Univention Bugzilla – Bug 40514
Initialize ldap handler without listener (a simple slapadd instead of replication.py)
Last modified: 2019-04-24 14:23:32 CEST
The univention-directory-listener was forked for customer. Changes: * Initialize handlers only. Issue #570 * "fake" listener handler initialization. Issue #570 * Added database copy support (From the changelog). * Performance in univention-get-ldif-from-master.py (From the changelog) * Prevent certain LDAP objects from being stored in the local Listener cache. Issue #2387 Goal is to create an API or merge the fork to the product.
(In reply to Michel Smidt from comment #0) > The univention-directory-listener was forked for customer. > Changes: > * Initialize handlers only. Issue #570 > * "fake" listener handler initialization. Issue #570 Bug #35165 > * Added database copy support (From the changelog). > * Performance in univention-get-ldif-from-master.py (From the changelog) Bug #35170 > * Prevent certain LDAP objects from being stored in the local Listener > cache. Issue #2387 Already implemented via Bug #38823
Please provide more information about the goal and split these issues into separate bugs.
(In reply to Stefan Gohmann from comment #2) > Please provide more information about the goal and split these issues into > separate bugs. Only one change left: * Performance in univention-get-ldif-from-master.py (From the changelog) Asked author for more information.

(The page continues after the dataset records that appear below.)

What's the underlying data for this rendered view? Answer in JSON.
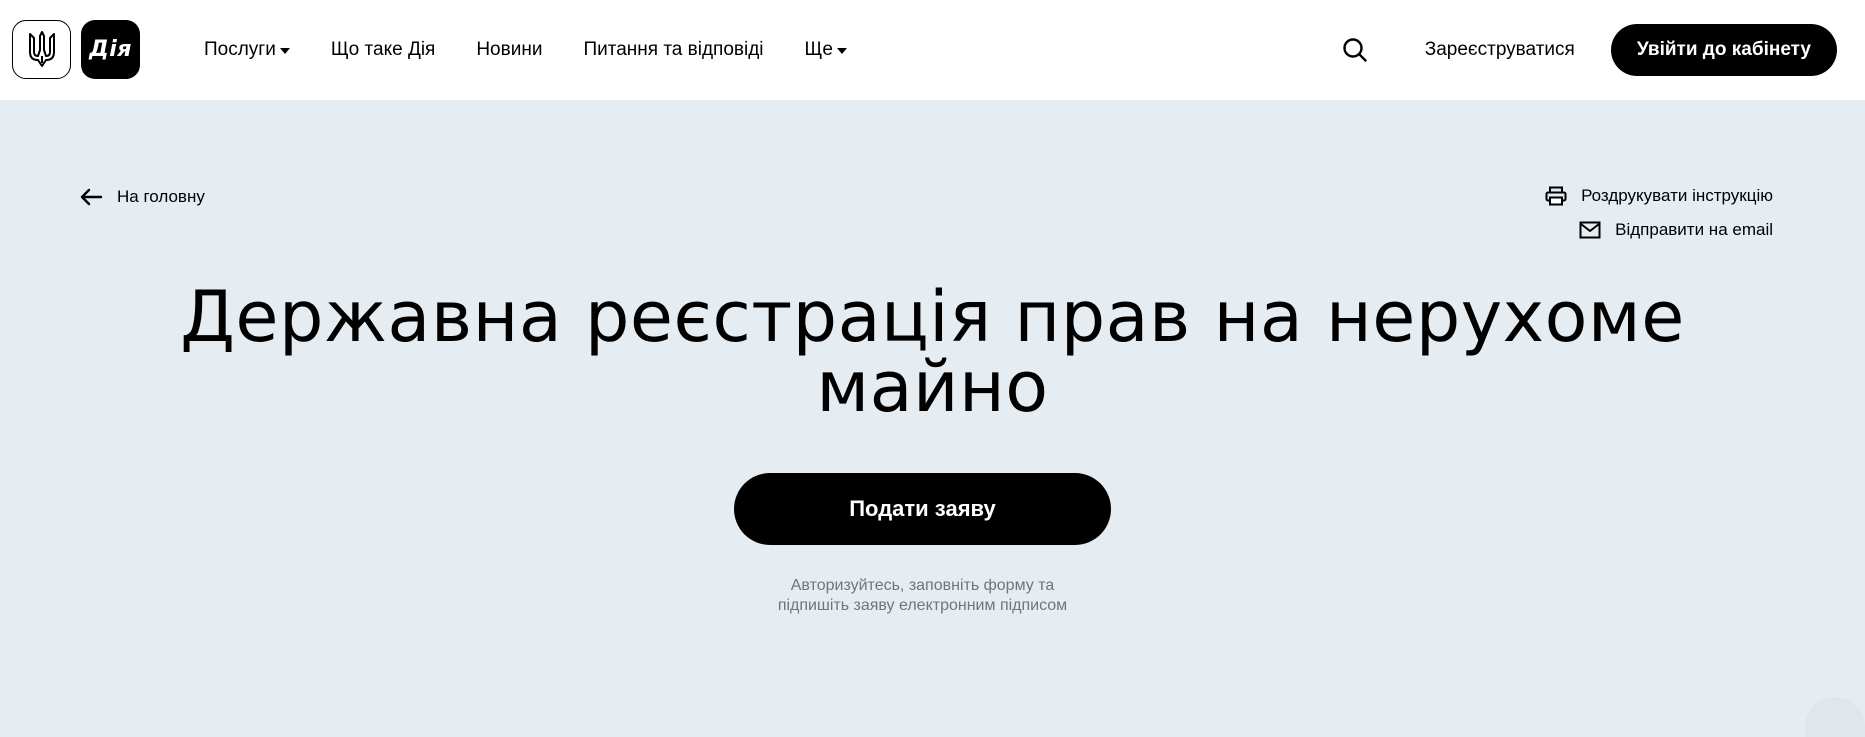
{
  "header": {
    "logo_text": "Дія",
    "nav": [
      {
        "label": "Послуги",
        "has_dropdown": true
      },
      {
        "label": "Що таке Дія",
        "has_dropdown": false
      },
      {
        "label": "Новини",
        "has_dropdown": false
      },
      {
        "label": "Питання та відповіді",
        "has_dropdown": false
      },
      {
        "label": "Ще",
        "has_dropdown": true
      }
    ],
    "register_label": "Зареєструватися",
    "login_label": "Увійти до кабінету",
    "icons": {
      "search": "search-icon",
      "trident": "trident-icon",
      "dropdown": "chevron-down-icon"
    }
  },
  "content": {
    "back_label": "На головну",
    "print_label": "Роздрукувати інструкцію",
    "email_label": "Відправити на email",
    "title_line1": "Державна реєстрація прав на нерухоме",
    "title_line2": "майно",
    "submit_label": "Подати заяву",
    "hint_line1": "Авторизуйтесь, заповніть форму та",
    "hint_line2": "підпишіть заяву електронним підписом",
    "icons": {
      "back": "arrow-left-icon",
      "print": "printer-icon",
      "email": "mail-icon"
    }
  },
  "colors": {
    "background": "#e5ecf2",
    "header": "#ffffff",
    "primary": "#000000",
    "muted_text": "#6f757c"
  }
}
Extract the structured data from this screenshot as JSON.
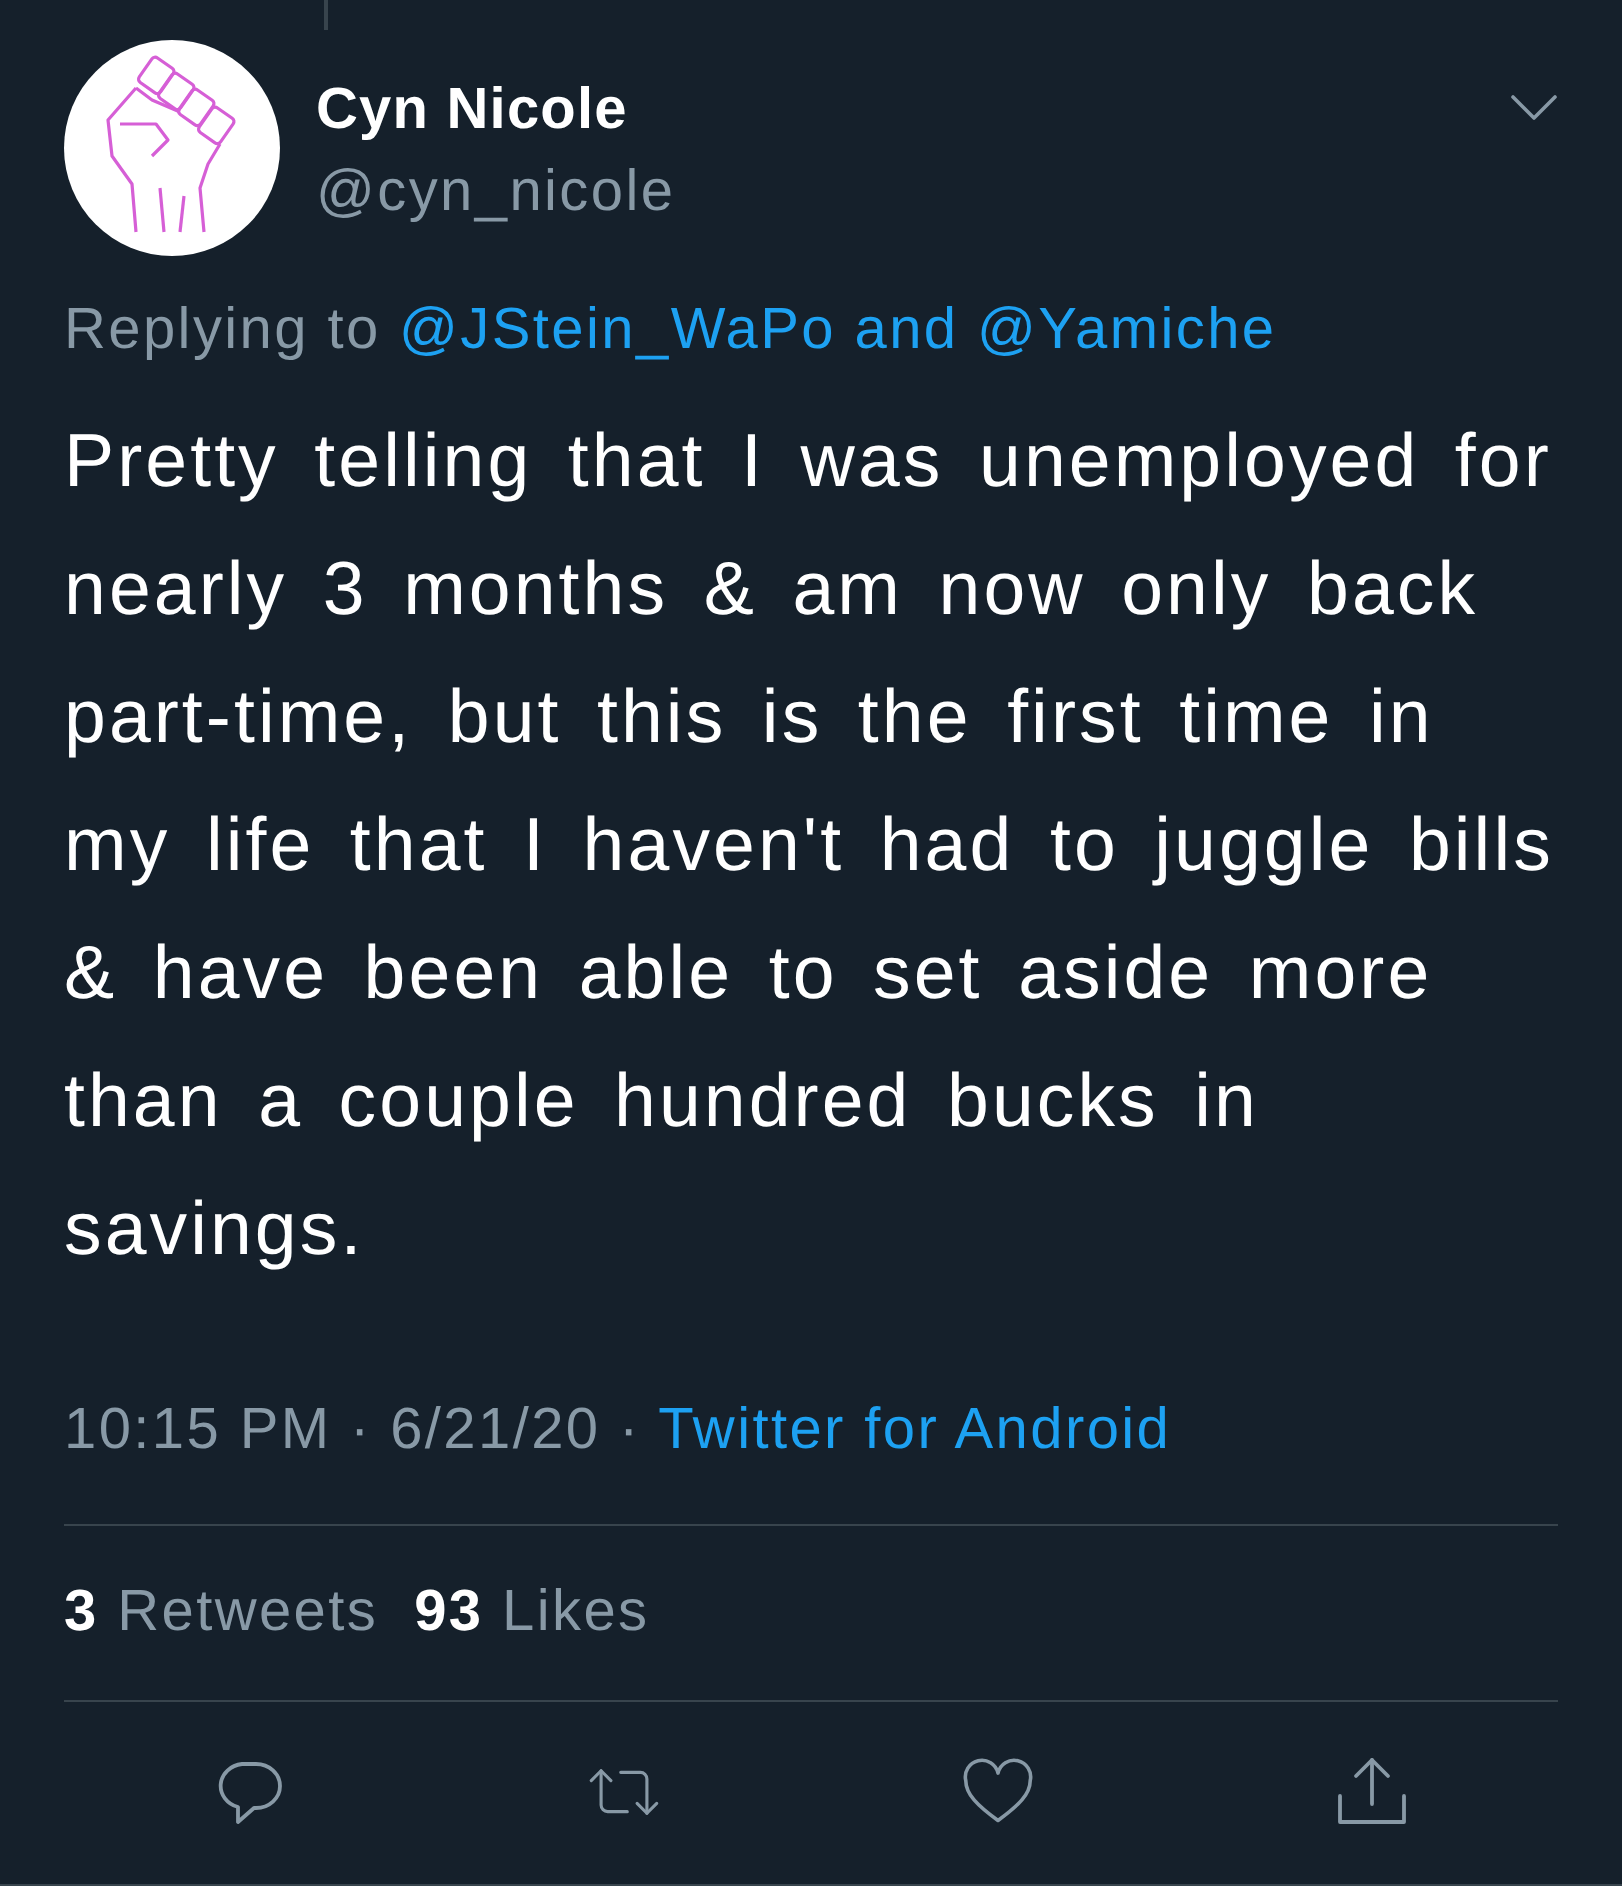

(In reply to Michel Smidt from comment #3) > (In reply to Stefan Gohmann from comment #2) > > Please provide more information about the goal and split these issues into > > separate bugs. > > Only one change left: > * Performance in univention-get-ldif-from-master.py (From the changelog) > > Asked author for more information. There is a new script python/univention-get-ldif-from-master.py in the univention-directory-listener source package, This script is used during the fake ldap initialization (if no ldif or database backend file is provided) to create a local ldif of the masters ldap database. The commits a8376edbdc566aea4ccd919f32b9a0662034f3fb ce122e862d78ffc03a1e1c4ba42f625ca2e23221 improved the performance of the ldap search script (univention-get-ldif-from-master.py) and the import of the ldif in 03univention-directory-listener.inst.
Intention of this changes and the related bugs #35165, #35170 and #38823 was to initialize handlers without listeners. The initialization of the listener handlers will be skipped and in some cases initialized differently or just don't initialized. For the LDAP the script python/univention-get-ldif-from-master.py was introduced. This script basically read the ldap from the DC master, create a ldif file and update the local schema. This bug is about this "fake replication" and the optimizations.
In addition: the main goal here is to join in an environment that has more entries in LDAP than the sizelimit/timelimit allows to replicate during join. By initializing the replication listener plugin "manually" and deploy the LDAP based on an LDIF we avoid to run into timeouts. Similar processing is needed for other listener plugins.
Generally we should adjust the listener to use paging during the initial search but I understand there's still a performance issue with very large data sets. Also Felix reminded me that the listener sorts the returned DNs, but I doubt that that's still necessary with current OpenLDAP versions.
(In reply to Arvid Requate from comment #7) > Also Felix reminded me that the listener sorts the returned DNs, but I doubt > that that's still necessary with current OpenLDAP versions. The "sorting" is used to guarantee that parent nodes are pulled before their children, e.g. "pre-order". AFAIK ldapsearch doesn't guarantee any ordering by default, so "post-order" is allowed by the spec: <https://tools.ietf.org/html/rfc4511#section-4.5.2> > The SearchResultEntry and SearchResultReference messages may come in any order. Sorting by »len(dn)« would be enough.
*** Bug 35170 has been marked as a duplicate of this bug. ***
This issue has been filed against UCS 3. UCS 3 is out of the normal maintenance and many UCS components have vastly changed in UCS 4. If this issue is still valid, please change the version to a newer UCS version otherwise this issue will be automatically closed in the next weeks.
There is a Customer ID set so I set the flag "Enterprise Customer affected".